Une crise agricole comparable à celle des années 1980
Les agriculteurs du Midwest américain entament la saison des semis sous une pression financière accrue, alors que le conflit en Iran fait flamber les prix du diesel et des engrais. Cette situation aggrave une crise agricole déjà profonde, que certains comparent à la pire depuis celle des années 1980.
Des coûts en hausse et des exportations en baisse
Mark Mueller, agriculteur dans le nord-est de l'Iowa et président de l'Iowa Corn Growers Association, déclare à Axios que les défis actuels sont plus importants que ceux rencontrés lors de la crise agricole des années 1980, marquée par des taux d'intérêt élevés et une chute des exportations ayant provoqué des faillites bancaires dans le secteur.
Les signes de cette crise se multiplient : les faillites augmentent et les prêteurs deviennent plus réticents à accorder des prêts opérationnels aux agriculteurs.
« Il y aura moins d'agriculteurs l'année prochaine qu'il n'y en a cette année. »
Les causes multiples de cette crise
Les agriculteurs subissent une combinaison de facteurs défavorables :
- Prix de l'énergie en hausse : Le conflit en Iran, déclenché par la guerre, a conduit à la fermeture du détroit d'Ormuz, une voie vitale pour le transport des énergies fossiles.
- Pénuries et prix élevés des engrais : L'Iran a bloqué les expéditions de produits chimiques agricoles via le détroit, aggravant les difficultés d'approvisionnement.

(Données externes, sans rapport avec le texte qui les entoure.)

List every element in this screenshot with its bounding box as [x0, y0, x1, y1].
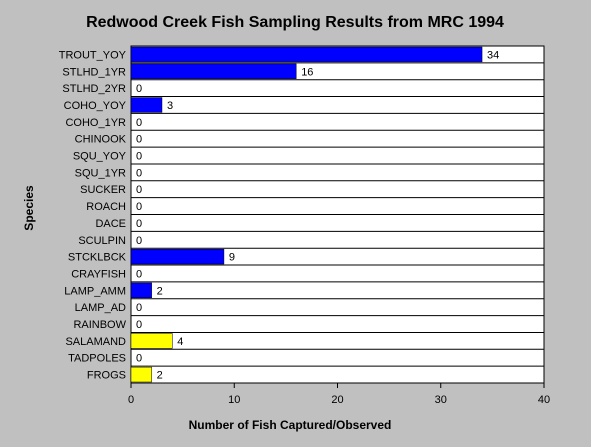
- category-label: STCKLBCK: [68, 252, 127, 264]
- bar: [130, 248, 225, 265]
- data-label: 2: [157, 285, 163, 297]
- y-axis-title: Species: [22, 185, 36, 231]
- x-tick-label: 30: [435, 394, 447, 406]
- bar: [130, 63, 297, 79]
- data-label: 0: [136, 302, 142, 314]
- x-tick-label: 40: [538, 394, 550, 406]
- data-label: 0: [136, 184, 142, 196]
- data-label: 9: [229, 252, 235, 264]
- x-axis: 0 10 20 30 40: [128, 383, 550, 406]
- category-label: TADPOLES: [68, 353, 126, 365]
- data-label: 0: [136, 268, 142, 280]
- data-label: 4: [177, 336, 183, 348]
- x-tick-label: 20: [331, 394, 343, 406]
- bar: [130, 46, 483, 63]
- data-label: 3: [167, 100, 173, 112]
- x-tick-label: 0: [128, 394, 134, 406]
- category-label: SCULPIN: [78, 235, 126, 247]
- x-axis-title: Number of Fish Captured/Observed: [189, 418, 392, 432]
- category-label: SALAMAND: [65, 336, 126, 348]
- data-label: 0: [136, 134, 142, 146]
- category-label: CHINOOK: [75, 134, 127, 146]
- category-label: STLHD_1YR: [62, 66, 126, 78]
- category-label: COHO_YOY: [64, 100, 127, 112]
- data-labels: 34 16 0 3 0 0 0 0 0 0 0 0 9 0 2 0 0 4 0 2: [136, 49, 499, 381]
- data-label: 0: [136, 151, 142, 163]
- grid-lines: [131, 62, 544, 367]
- x-tick-label: 10: [228, 394, 240, 406]
- data-label: 0: [136, 117, 142, 129]
- category-label: DACE: [95, 218, 126, 230]
- bars: [130, 46, 483, 383]
- category-label: LAMP_AD: [75, 302, 126, 314]
- data-label: 0: [136, 167, 142, 179]
- category-label: STLHD_2YR: [62, 83, 126, 95]
- category-label: CRAYFISH: [71, 268, 126, 280]
- category-label: SQU_1YR: [75, 167, 126, 179]
- data-label: 0: [136, 218, 142, 230]
- data-label: 0: [136, 235, 142, 247]
- bar: [130, 282, 152, 298]
- category-label: LAMP_AMM: [64, 285, 126, 297]
- category-label: ROACH: [86, 201, 126, 213]
- category-label: SQU_YOY: [73, 151, 127, 163]
- chart-title: Redwood Creek Fish Sampling Results from…: [86, 14, 504, 31]
- data-label: 34: [487, 49, 499, 61]
- category-label: RAINBOW: [73, 319, 126, 331]
- data-label: 2: [157, 370, 163, 382]
- category-labels: TROUT_YOY STLHD_1YR STLHD_2YR COHO_YOY COHO_…: [59, 49, 127, 381]
- data-label: 0: [136, 353, 142, 365]
- data-label: 16: [301, 66, 313, 78]
- bar: [130, 97, 163, 113]
- category-label: FROGS: [87, 370, 126, 382]
- data-label: 0: [136, 201, 142, 213]
- bar: [130, 366, 152, 383]
- category-label: SUCKER: [80, 184, 126, 196]
- bar: [130, 333, 173, 349]
- category-label: COHO_1YR: [65, 117, 126, 129]
- data-label: 0: [136, 319, 142, 331]
- data-label: 0: [136, 83, 142, 95]
- category-label: TROUT_YOY: [59, 49, 127, 61]
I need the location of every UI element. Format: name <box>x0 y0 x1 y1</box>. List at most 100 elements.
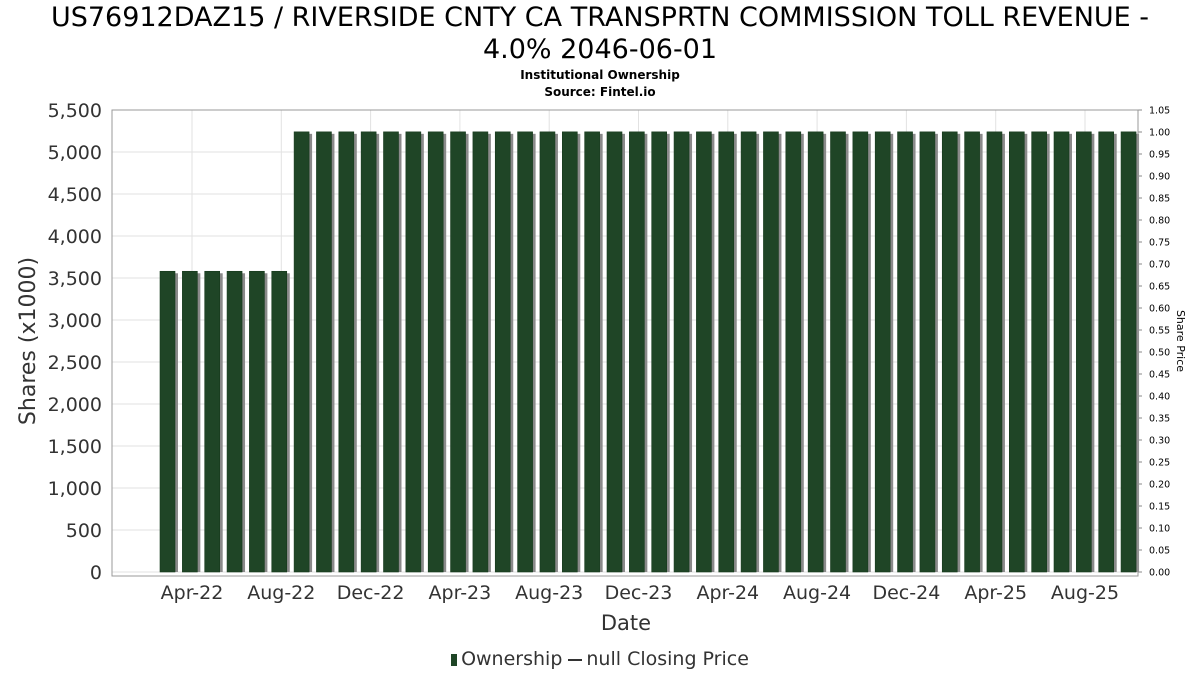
ownership-bar <box>271 270 288 573</box>
y-axis-label: Shares (x1000) <box>16 257 41 425</box>
ownership-bar <box>494 131 511 573</box>
ownership-bar <box>785 131 802 573</box>
y2-tick-label: 0.00 <box>1149 568 1170 579</box>
ownership-bar <box>986 131 1003 573</box>
y-tick-label: 2,500 <box>48 352 102 374</box>
legend-price-line <box>568 658 583 661</box>
x-axis-label: Date <box>601 611 651 635</box>
x-tick-label: Aug-22 <box>247 582 315 604</box>
y-tick-label: 5,000 <box>48 142 102 164</box>
y-tick-label: 3,500 <box>48 268 102 290</box>
ownership-bar <box>1098 131 1114 573</box>
y2-tick-label: 0.25 <box>1149 458 1170 469</box>
y2-tick-label: 0.60 <box>1149 304 1170 315</box>
chart-title-line2: 4.0% 2046-06-01 <box>482 34 718 65</box>
x-tick-label: Dec-23 <box>605 582 673 604</box>
ownership-bar <box>584 131 600 573</box>
legend-price-label: null Closing Price <box>586 648 749 670</box>
chart-subtitle: Institutional Ownership <box>520 68 680 82</box>
ownership-bar <box>182 270 198 573</box>
y2-tick-label: 0.15 <box>1149 502 1170 513</box>
ownership-bar <box>1008 131 1025 573</box>
ownership-bar <box>897 131 913 573</box>
y2-tick-label: 0.55 <box>1149 326 1170 337</box>
y2-tick-label: 0.20 <box>1149 480 1170 491</box>
chart-title-line1: US76912DAZ15 / RIVERSIDE CNTY CA TRANSPR… <box>50 2 1150 33</box>
ownership-bar <box>338 131 355 573</box>
ownership-bar <box>1053 131 1070 573</box>
ownership-bar <box>1031 131 1047 573</box>
legend: Ownership null Closing Price <box>0 648 1200 670</box>
y-tick-label: 500 <box>66 520 102 542</box>
y2-tick-label: 0.10 <box>1149 524 1170 535</box>
y2-tick-label: 1.00 <box>1149 128 1170 139</box>
x-tick-label: Apr-22 <box>161 582 224 604</box>
legend-ownership-label: Ownership <box>461 648 563 670</box>
ownership-bar <box>919 131 936 573</box>
y2-tick-label: 0.35 <box>1149 414 1170 425</box>
x-tick-label: Aug-24 <box>783 582 851 604</box>
legend-ownership-swatch <box>451 653 458 666</box>
y2-tick-label: 1.05 <box>1149 106 1170 117</box>
ownership-bar <box>1120 131 1137 573</box>
ownership-bar <box>874 131 891 573</box>
ownership-bar <box>763 131 779 573</box>
chart-source: Source: Fintel.io <box>544 85 656 99</box>
ownership-bar <box>964 131 980 573</box>
ownership-bar <box>941 131 958 573</box>
ownership-bar <box>807 131 824 573</box>
y2-tick-label: 0.85 <box>1149 194 1170 205</box>
ownership-bar <box>696 131 712 573</box>
x-tick-label: Aug-23 <box>515 582 583 604</box>
y2-tick-label: 0.80 <box>1149 216 1170 227</box>
ownership-bar <box>226 270 243 573</box>
ownership-bar <box>629 131 645 573</box>
ownership-bar <box>852 131 869 573</box>
plot-border <box>111 109 1139 577</box>
y2-tick-label: 0.45 <box>1149 370 1170 381</box>
ownership-bar <box>472 131 489 573</box>
y-tick-label: 2,000 <box>48 394 102 416</box>
x-tick-label: Dec-24 <box>872 582 940 604</box>
y2-tick-label: 0.40 <box>1149 392 1170 403</box>
y2-tick-label: 0.70 <box>1149 260 1170 271</box>
y2-tick-label: 0.75 <box>1149 238 1170 249</box>
ownership-bar <box>539 131 556 573</box>
x-tick-label: Apr-23 <box>429 582 492 604</box>
x-tick-label: Aug-25 <box>1051 582 1119 604</box>
x-tick-label: Apr-25 <box>964 582 1027 604</box>
ownership-bar <box>673 131 690 573</box>
ownership-bar <box>427 131 444 573</box>
x-tick-label: Apr-24 <box>696 582 759 604</box>
ownership-bar <box>293 131 310 573</box>
y-tick-label: 5,500 <box>48 100 102 122</box>
y-tick-label: 3,000 <box>48 310 102 332</box>
ownership-bar <box>606 131 623 573</box>
ownership-bar <box>159 270 176 573</box>
ownership-bar <box>718 131 735 573</box>
ownership-bar <box>561 131 578 573</box>
ownership-bar <box>740 131 757 573</box>
y2-tick-label: 0.65 <box>1149 282 1170 293</box>
ownership-bar <box>383 131 399 573</box>
ownership-bar <box>249 270 265 573</box>
y2-axis-label: Share Price <box>1174 310 1187 372</box>
y-tick-label: 1,000 <box>48 478 102 500</box>
ownership-bar <box>651 131 668 573</box>
ownership-bar <box>830 131 846 573</box>
ownership-bar <box>1076 131 1092 573</box>
ownership-bar <box>316 131 332 573</box>
ownership-bar <box>204 270 220 573</box>
y2-tick-label: 0.95 <box>1149 150 1170 161</box>
x-tick-label: Dec-22 <box>337 582 405 604</box>
y2-tick-label: 0.90 <box>1149 172 1170 183</box>
ownership-bar <box>360 131 377 573</box>
ownership-bar <box>450 131 466 573</box>
ownership-bar <box>517 131 533 573</box>
y2-tick-label: 0.05 <box>1149 546 1170 557</box>
ownership-bar <box>405 131 422 573</box>
y-tick-label: 4,500 <box>48 184 102 206</box>
y-tick-label: 0 <box>90 562 102 584</box>
y2-tick-label: 0.50 <box>1149 348 1170 359</box>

- Marchés d'exportation perturbés : Les tensions commerciales initiées par les tarifs douaniers de l'administration Trump et les restrictions chinoises ont réduit les débouchés.
- Sécheresses et aléas climatiques : Les conditions météorologiques extrêmes, aggravées par le changement climatique, pèsent sur les récoltes.
Des solutions limitées pour les agriculteurs
Wendong Zhang, économiste agricole à l'Université Cornell, souligne que cette crise est particulièrement difficile car les agriculteurs ne peuvent pas s'adapter rapidement. « Les agriculteurs disposent de certains outils, mais aucun ne constitue une solution miracle », explique-t-il.
La crise touche tout le pays
Arkansas : des marges déjà réduites sous pression
Dans l'Arkansas, la hausse des prix de l'énergie et des engrais exerce une pression supplémentaire sur les agriculteurs, déjà confrontés à des prix de vente plus bas pour leurs cultures.
Ohio : des coûts de carburant multipliés par près de deux
Michael Kilpatrick, agriculteur de première génération dans l'Ohio, constate une augmentation de ses factures de carburant, passant de 400 à 700 dollars, et une hausse de 30 % des coûts des conteneurs. « Si les prix continuent d'augmenter, nous devrons absorber ces différences », déclare-t-il.
Iowa : la baisse des prix du soja pénalise les exportations
Dans l'Iowa, les prix du soja sont passés de 13 à 15 dollars le boisseau à environ 10 dollars, en raison de la chute des exportations vers la Chine, liée aux tensions commerciales.
Minnesota : une hausse des appels à la ligne d'écoute psychologique
Dans le Minnesota, les appels à la ligne d'écoute dédiée aux agriculteurs et aux questions rurales ont fortement augmenté. En 2025, 314 appels ont été enregistrés en un an, un record depuis cinq ans, et 279 appels ont déjà été comptabilisés en neuf mois seulement.
Conséquences pour les consommateurs
La flambée des prix du diesel et des engrais a un impact direct sur les prix alimentaires. Aux États-Unis, le troupeau bovin est au plus bas depuis des décennies, principalement en raison des sécheresses mondiales. En avril, le prix de la viande hachée était d'environ 6,90 dollars la livre, soit une hausse de 19 % par rapport à l'année précédente.
Les ménages à faible revenu sont particulièrement touchés, selon Wendong Zhang, membre de l'American Society of Farm Managers. « Ils sont doublement exposés », précise-t-il.
En résumé, la crise agricole actuelle, aggravée par des tensions géopolitiques et des conditions climatiques défavorables, menace la survie des exploitations familiales et fait monter les prix alimentaires, avec des répercussions économiques et sociales majeures.